Fremdfährte, mindestens 600 Schritte, 5 Schenkel, 4 Winkel (ca. 90), 3 Gegenstände, mindestens 60 Minuten alt, Ausarbeitungszeit 20 min.

Halten der Fährte : 79 Punkte

Gegenstände (7 + 7 + 7) 21 Punkte

Gesamt 100 Punkte

 

Wenn der Hund keine Gegenstände gefunden hat, kann er nur mit maximal „befriedigend“ Bewertet werden.

 

Allgemeine Bestimmungen:

Der amtierende LR oder der Fährtenverantwortliche, bestimmt unter Anpassung an das vorhandene Fährtengelände den Verlauf der Fährte. Die Fährten müssen verschieden gelegt werden. Es darf nicht sein, dass z.B. bei jeder Fährte die einzelnen Winkel und Gegenstände in der gleichen Entfernung bzw. in gleichen Abständen liegen. Die Abgangsstelle der Fährte muss durch ein Schild gut gekennzeichnet sein, welches unmittelbar links neben der Abgangsstelle in den Boden gesteckt wird.

Der LR und die Begleitpersonen dürfen sich während der Arbeit des Hundes nicht in dem Bereich aufhalten, in dem das Team (HF und Hund) das Recht hat zu suchen.

Die Reihenfolge der Teilnehmer wird nach dem Legen der Fährte im Beisein des LR ausgelost.

 

Fährtenfähiger Untergrund

Als fährtenfähiger Untergrund kommen alle natürlichen Böden, wie z. B. Wiese, Acker und Waldboden in Frage.
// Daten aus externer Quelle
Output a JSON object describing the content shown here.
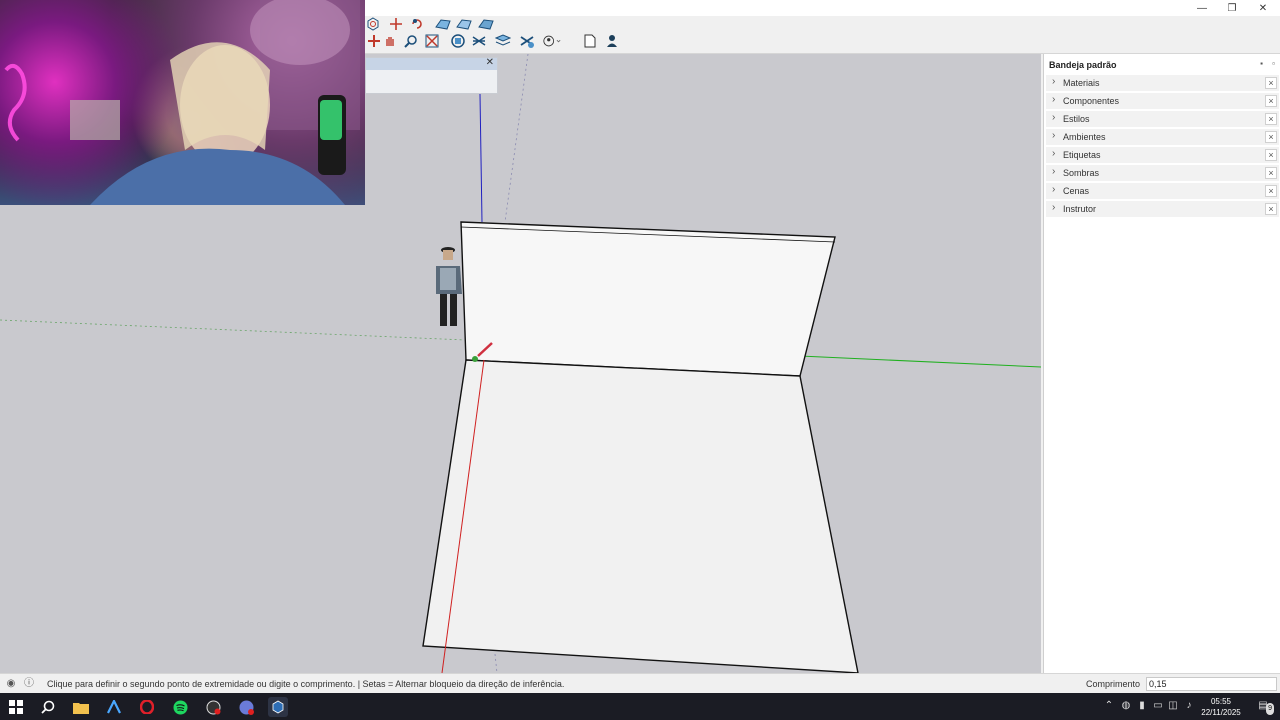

Sichtfährten sind soweit wie möglich zu vermeiden. In allen Prüfungsstufen ist in Anpassung an das vorhandene Fährtengelände Wechselgelände möglich.

 

Legen der Fährte

Dem amtierenden Leistungsrichter bzw. Fährtenbeauftragten, obliegt:

‐das Einteilen des Fährtenverlaufes,

‐das Einweisen der Fährtenleger,

‐das Legen der Fährten zu beaufsichtigen.

Der Verlauf der einzelnen Fährte ist dem vorhandenen Gelände anzupassen.

Beim Legen der Fährten ist darauf zu achten, dass sie in natürlicher Gangart gelegt werden. Hilfestellungen des FL durch unnatürliche Gangart im Bereich der Schenkel, Winkel, Gegenstände sind im Gesamtbereich der Fährte nicht zugelassen.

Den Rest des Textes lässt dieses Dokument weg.